In this picture, adapted from the drama that in 1960 was selected as Broadway's best, Playwright Hellman returns to the Southern scene of her greatest triumph (The Little Foxes) and to the theme that has attached her deepest energies: the fateful antinomy of power and love. Her leading lady (Geraldine Page) is a gabby genteel old maid, one of those wispy little women who flutter through the literature of the South like a flock of steel butterflies. She lives in a rotting ancestral manse, she graciously permits her spinster sister (Wendy Hiller) to wait on her hand and foot, she justifies her gistless existence by smother-mothering her younger brother (Dean Martin). The brother is a frivolous failure and she likes him that way. He makes her feel necessary, he makes her feel important; and in pursuing his problems she escapes her own.

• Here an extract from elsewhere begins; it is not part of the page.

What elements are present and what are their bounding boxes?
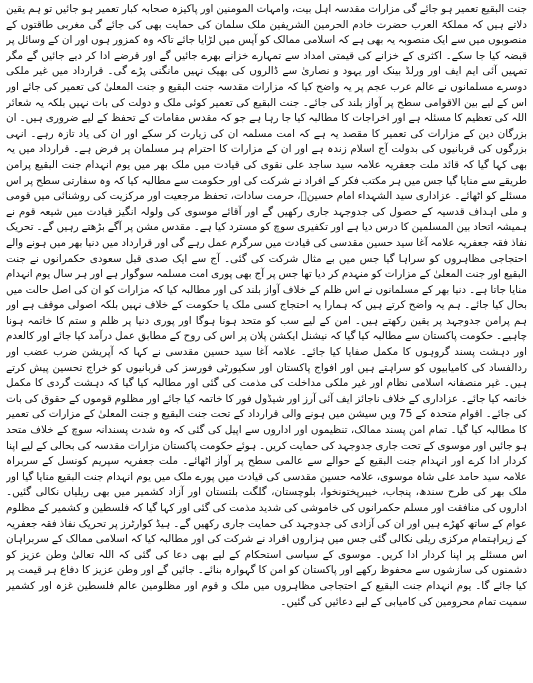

Silly woman. She depends on the dependence of an undependable dependent. One day the rat comes home rich, and her world collapses. He no longer needs her consolation, he no longer needs her cash. He is free, a man. She has nothing but herself, an emptiness that only he can fill. He tries to. He buys her expensive dresses; she refuses to accept them. He clears away the mortgage; she says she hates the house. He hands her a ticket to Europe; she swears she will not go. What does she want? Her sister thinks she knows: "You want to sleep with him. You always have." But the audience knows better: she really wants to devour him. And at the climax she does.

The play is written with Hellman's customary vigor and elegance, and James Poe's script incorporates almost all of it intact. What's more, Geraldine Page slithers through her role with the sinister sweetness of a chocolate-covered cobra, and Dean Martin demonstrates impressively that he can act. But something is terribly wrong with this picture. It is cold, mechanical, dead. The central situation is contrived, and the characters are about as sincerely Southern as a bouquet of nylon magnolia blossoms. Playwright Hellman left New Orleans when she was still a child, and time has strewn cobwebs on the toys in her attic.